Blenheim Palace makes plans to eliminate plastic waste
One of the UK’s largest and grandest stately homes has announced plans to eliminate plastic on its grounds.
Blenheim Palace, a UNESCO World Heritage Site and the birthplace of Sir Winston Churchill, stated late last week that it will stop selling plastic water bottles and replace plastic straws with paper ones.
The Palace's new sustainability advisor, Jacqueline Gibson, commented: "In the past year we have provided environmental training to 82 per cent of staff, commissioned external consultants to host a Waste Workshop for senior teams, and standardised the way waste is segregated and stored for recycling across all offices and work areas."
"We are working in partnership with Friends of the Earth Oxford and Sustainable Woodstock, to share best practice with other local shops and organisations to reduce single use plastic," she added.

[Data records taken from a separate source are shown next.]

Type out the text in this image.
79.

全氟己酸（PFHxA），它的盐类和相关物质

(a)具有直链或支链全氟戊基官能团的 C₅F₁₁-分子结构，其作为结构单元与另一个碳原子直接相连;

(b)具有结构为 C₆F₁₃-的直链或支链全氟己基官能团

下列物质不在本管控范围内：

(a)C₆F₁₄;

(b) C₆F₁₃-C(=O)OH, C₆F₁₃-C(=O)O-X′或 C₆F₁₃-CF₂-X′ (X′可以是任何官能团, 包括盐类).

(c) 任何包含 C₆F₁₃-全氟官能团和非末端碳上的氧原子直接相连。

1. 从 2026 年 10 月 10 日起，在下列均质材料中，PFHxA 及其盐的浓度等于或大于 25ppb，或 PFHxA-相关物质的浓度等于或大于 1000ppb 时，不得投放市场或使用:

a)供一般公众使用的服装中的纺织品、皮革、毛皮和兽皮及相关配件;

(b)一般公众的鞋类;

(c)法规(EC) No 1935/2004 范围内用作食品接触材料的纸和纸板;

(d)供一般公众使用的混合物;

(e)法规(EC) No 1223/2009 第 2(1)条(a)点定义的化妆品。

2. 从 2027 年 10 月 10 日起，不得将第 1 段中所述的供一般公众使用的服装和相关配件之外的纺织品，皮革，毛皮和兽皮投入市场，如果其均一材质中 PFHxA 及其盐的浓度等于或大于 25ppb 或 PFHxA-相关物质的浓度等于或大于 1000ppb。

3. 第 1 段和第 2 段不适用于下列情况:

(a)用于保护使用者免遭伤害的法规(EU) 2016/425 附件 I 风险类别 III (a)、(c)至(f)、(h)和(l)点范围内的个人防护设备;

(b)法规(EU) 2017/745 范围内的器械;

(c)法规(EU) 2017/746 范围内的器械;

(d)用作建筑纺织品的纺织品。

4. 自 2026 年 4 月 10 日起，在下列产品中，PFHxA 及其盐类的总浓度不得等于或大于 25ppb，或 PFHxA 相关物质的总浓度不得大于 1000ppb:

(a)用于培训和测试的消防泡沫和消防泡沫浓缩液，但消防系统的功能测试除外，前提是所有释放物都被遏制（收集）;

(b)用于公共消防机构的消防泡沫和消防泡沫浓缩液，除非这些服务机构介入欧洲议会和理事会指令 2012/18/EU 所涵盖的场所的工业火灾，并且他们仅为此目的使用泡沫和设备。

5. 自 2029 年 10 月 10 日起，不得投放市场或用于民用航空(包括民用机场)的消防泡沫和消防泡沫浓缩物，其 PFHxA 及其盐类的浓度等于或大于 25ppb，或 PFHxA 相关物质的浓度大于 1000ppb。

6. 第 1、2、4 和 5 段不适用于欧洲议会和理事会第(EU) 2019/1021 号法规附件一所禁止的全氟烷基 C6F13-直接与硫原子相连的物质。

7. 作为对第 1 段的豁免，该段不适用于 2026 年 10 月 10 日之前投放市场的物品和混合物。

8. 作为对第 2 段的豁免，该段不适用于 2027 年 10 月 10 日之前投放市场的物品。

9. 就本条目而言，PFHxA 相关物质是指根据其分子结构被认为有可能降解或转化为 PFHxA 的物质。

Additional measures the Oxfordshire estate is taking include using biodegradable bin liners and making disposable cutlery compostable.
The estate, first built in 1705, is the traditional homes of the Dukes of Marlborough, and has worked hard to implement sustainability initiatives. The 6,000 acres of land are managed under a strict environmental agreement with Natural England, which seeks to protect wildflowers, ancient woodland and over 20 miles of hedging. The estate is also powered with the help of biomass boilers, a hydro dam and 196 solar panels.
The move is the latest announcement in the backlash against single-use plastic across all quarters of British society. Earlier this year, reports came out that the Queen has banned plastic from the Royal Estate. Plastic straws and bottles are now banned from Buckingham Palace, Windsor Castle and the Palace of Holyroodhouse in Edinburgh.